Employer Identification Number
EIN numbers are required for any and all entities for the sole purpose of taxes and being able to confirm that you are a credible business. To obtain an employer identification number, you can visit the website IRS-EIN-Tax-ID. You would need to use and obtain an EIN number if you:
- Recently started or own a business
- Hired or will hire employees
- Opened a bank account for business purposes that require a tax identification number
- Changed the ownership of your business
- Have or created a trust, pension plan, corporation, partnership, or LLC
- Are an executor of an estate that operates a business after the owner’s death
In any of these instances, you would need to apply for an EIN number or use an EIN number.

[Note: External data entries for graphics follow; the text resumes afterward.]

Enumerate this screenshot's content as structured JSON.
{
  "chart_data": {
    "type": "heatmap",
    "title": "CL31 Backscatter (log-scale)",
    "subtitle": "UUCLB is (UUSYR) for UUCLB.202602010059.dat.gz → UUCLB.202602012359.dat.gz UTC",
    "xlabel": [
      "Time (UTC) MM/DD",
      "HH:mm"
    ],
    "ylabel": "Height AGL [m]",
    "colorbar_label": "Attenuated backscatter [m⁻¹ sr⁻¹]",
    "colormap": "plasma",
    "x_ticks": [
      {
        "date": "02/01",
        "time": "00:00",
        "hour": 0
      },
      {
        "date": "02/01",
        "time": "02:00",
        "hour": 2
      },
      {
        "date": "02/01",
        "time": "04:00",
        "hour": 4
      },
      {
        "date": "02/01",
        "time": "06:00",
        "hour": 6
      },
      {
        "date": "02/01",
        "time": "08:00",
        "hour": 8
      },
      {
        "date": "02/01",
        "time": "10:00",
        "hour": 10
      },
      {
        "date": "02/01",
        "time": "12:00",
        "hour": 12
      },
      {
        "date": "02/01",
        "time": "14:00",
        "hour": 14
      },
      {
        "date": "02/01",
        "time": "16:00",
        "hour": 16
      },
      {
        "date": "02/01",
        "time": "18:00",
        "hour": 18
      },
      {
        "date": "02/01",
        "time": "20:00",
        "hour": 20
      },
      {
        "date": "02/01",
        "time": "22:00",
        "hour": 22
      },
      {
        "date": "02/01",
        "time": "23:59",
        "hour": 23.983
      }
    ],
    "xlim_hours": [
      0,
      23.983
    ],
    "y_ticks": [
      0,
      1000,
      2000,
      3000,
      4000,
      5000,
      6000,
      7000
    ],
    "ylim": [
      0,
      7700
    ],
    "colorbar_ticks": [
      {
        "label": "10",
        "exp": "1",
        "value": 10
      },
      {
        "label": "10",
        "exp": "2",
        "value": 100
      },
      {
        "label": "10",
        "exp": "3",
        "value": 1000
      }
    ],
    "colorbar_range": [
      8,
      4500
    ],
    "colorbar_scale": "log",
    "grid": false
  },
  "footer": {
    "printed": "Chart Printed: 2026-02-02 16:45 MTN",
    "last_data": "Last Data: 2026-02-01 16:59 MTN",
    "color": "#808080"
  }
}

All business entities are required to use an EIN to identify the taxpayer. The different entities include:
- Sole Proprietor/Individual
- Limited Liability Company
- Estate (deceased)
- Corporation, S-Corporation, Personal Service Corporation
- Church-Controlled Organizations
IRS-EIN-Tax-ID has broken down the process of applying for your tax identification number into three simple steps.
- Select entity
- Enter information
- Review and submit
For example, if you are applying for an estate EIN, you would input all the information needed for the estate EIN. Government agents will assist you during filing and processing. This assures that your information is correct, and your paperwork will process smoothly. It is crucial to input all the information correctly because if not, your application will be rejected, and you will have to do another.